Zucker ist Gewohnheitssache. Steigen Sie aus der Süßigkeitenspirale aus, die nach immer mehr immer süßeren Reizen verlangt. Gewöhnen Sie sich an eine natürliche Süße.

Wenn’s nicht schmeckt …

Was tun, wenn Ihnen etwas nicht schmeckt? Nun, ein Probierhäppchen ist klein, das sollten Sie hinunterschlucken – schon um die Geschmackserfahrung zu komplettieren. Aber scheuen Sie sich nicht, Reste übrig zu lassen.

Eine Grundregel der Kindererziehung in alter Zeit hieß: »Der Teller muss leer gegessen werden.« Eine kluge Regel, wenn Essen knapp ist. Heute ist das als schwarze Pädagogik verpönt – und einfach nicht mehr sinnvoll, weil es geradewegs zu Übergewicht führen kann. Was einem nicht schmeckt, soll man ruhig stehen lassen.
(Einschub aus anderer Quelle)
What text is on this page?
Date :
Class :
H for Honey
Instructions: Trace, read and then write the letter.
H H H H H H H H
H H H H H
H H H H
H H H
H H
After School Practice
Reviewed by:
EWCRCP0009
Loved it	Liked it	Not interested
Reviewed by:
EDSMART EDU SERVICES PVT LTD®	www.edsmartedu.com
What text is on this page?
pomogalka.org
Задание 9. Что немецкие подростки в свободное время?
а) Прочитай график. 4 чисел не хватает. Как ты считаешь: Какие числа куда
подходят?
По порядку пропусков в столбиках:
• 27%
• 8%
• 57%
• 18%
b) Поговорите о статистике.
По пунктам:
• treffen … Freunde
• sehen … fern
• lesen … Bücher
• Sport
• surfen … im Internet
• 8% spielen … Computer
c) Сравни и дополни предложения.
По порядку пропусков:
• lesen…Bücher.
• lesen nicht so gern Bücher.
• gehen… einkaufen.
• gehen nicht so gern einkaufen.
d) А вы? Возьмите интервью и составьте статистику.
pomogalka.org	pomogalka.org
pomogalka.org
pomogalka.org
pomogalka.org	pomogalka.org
Aber um zu wissen, ob etwas schmeckt, muss man es probieren. Wenn heute Kinder nur noch mit ihren Lieblingsgerichten zufriedengestellt werden – »Spaghetti und sonst nichts« –, dann erfahren sie nichts über die Vielfältigkeit von Essen. Ihr Geschmackssinn kann verkümmern. Darum sollte es heute besser heißen: »Alles, was auf den Tisch kommt, wird probiert!«

|102|simplify-Tipp

Probieren schult den Geschmack wie nichts anderes! Aber essen Sie nicht auf, was Ihnen nicht schmeckt – hören Sie auf Ihre innere Stimme! Das ist die beste Methode, das Essen zu genießen und schlank zu bleiben!